Filistinli göçmen bir ailenin kızı olan Etaf Rum’un kendi tecrübelerini kaleme aldığı ve 2019’da yayımlandığında büyük ses getiren romanı “Kadının Sesi Yok” 8 Mart öncesi okurlarıyla buluştu. Arzu Altınanıt’ın Türkçeye çevirdiği ve ilk kez İthaki Yayınları’ndan çıkan 336 sayfalık roman; şair, yazar ve şarkıcı Maya Angelou’nun, “İçinde anlatılmamış bir hikâye taşımaktan daha büyük bir ıstırap yoktur” ve feminist ve sivil hakları aktivist Audre Lorden’nin, “Konuşmayan, korkudan sesleri çıkmayan kadınlar için yazıyorum çünkü bize kendimizden çok korkuya saygı duymamız öğretildi. Sessiz kalmanın bizi kurtaracağı öğretildi ama kurtarmaz,” cümleleriyle açılış merhabasını veriyor… 

Otobiyografik izler taşıyan ilk romanı “Kadının Sesi Yok”ta Etaf Rum, edebiyatın zayıflar ile ezilenler için özgürleştirici gücüne ve gelenekler arasında sıkışıp kalmış günümüz kadınlarının iç çatışmalarına ve özlemlerine incelikle bakıyor.

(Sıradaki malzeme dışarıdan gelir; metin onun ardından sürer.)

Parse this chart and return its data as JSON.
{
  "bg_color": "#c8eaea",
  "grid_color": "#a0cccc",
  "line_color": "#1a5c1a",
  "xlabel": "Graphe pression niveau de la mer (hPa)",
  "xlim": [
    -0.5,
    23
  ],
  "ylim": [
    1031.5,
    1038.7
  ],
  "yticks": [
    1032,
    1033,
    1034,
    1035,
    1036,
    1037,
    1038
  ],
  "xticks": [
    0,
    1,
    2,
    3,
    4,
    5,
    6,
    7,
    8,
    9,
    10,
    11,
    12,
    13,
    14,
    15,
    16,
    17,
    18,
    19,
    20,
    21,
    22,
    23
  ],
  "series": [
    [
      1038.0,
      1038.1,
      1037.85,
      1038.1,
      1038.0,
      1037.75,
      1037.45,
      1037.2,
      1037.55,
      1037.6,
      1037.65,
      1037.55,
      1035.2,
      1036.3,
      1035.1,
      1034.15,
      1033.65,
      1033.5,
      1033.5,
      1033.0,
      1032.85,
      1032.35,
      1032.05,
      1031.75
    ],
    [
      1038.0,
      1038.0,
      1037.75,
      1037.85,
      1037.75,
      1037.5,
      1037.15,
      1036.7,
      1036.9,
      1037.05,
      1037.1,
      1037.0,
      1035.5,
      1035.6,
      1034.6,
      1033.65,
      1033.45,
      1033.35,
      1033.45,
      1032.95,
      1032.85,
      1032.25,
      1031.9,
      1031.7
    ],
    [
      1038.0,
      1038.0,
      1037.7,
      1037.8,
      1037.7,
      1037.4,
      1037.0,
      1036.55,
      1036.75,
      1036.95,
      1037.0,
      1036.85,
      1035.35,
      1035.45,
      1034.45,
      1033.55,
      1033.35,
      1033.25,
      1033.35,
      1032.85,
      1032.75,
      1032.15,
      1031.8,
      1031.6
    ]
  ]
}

“Bu hikâyeyi yazarken yaşadığım tereddüt ve korku dolu anların pek çoğunda Maya Angelou, Malala Yusufzay ve Audre Lorde gibi cesur kadınlardan ilham almaya çalıştım. Lorde’nin söylediği, “Sessizliğin seni korumayacak,” sözünü özümseyene kadar yazmaya devam ettim. Kadının Sesi Yok’u bu kadınlardan aldığım cesaretle yazdım. Kadınların toplum içinde yapabileceklerinin sınırları olduğu öğretilerek büyüdüm ben. Her ne zaman ki önceden planlanmış evlilik ve annelik yolunun dışına çıkma arzumu dile getirdim, tekrar tekrar bir kadının bir erkek olmadığı hatırlatıldı bana.” Kitabın sonunda okurlara bir de mektup yazan yazar Rum, şöyle devam ediyor: “Yine de daha sonra bunun, aynı zamanda benim güçlü yanım olduğunu, çevremdeki kadınların erkeklerden farklı oldukları şeyleri; kültürün, ailelerin, ilişkilerin ve ebeveynliğin taleplerini bir arada karşılama becerilerini öğrendim.” 

“Bu hikâyeyi daha önce hiç duymadınız... Benim geldiğim yerde bu hikâyeleri kendimize saklarız. Başkalarına anlatmak duyulmuş şey değildir, tehlikelidir, büyük bir utançtır,” diyor Etaf Rum ilk romanı “Kadının Sesi Yok”ta…Bir ilk roman olarak Kadının Sesi Yok hem erkek egemen sistemi hem de batı dünyasında bir mülteci olmayı göz alıcı bir şekilde işliyor.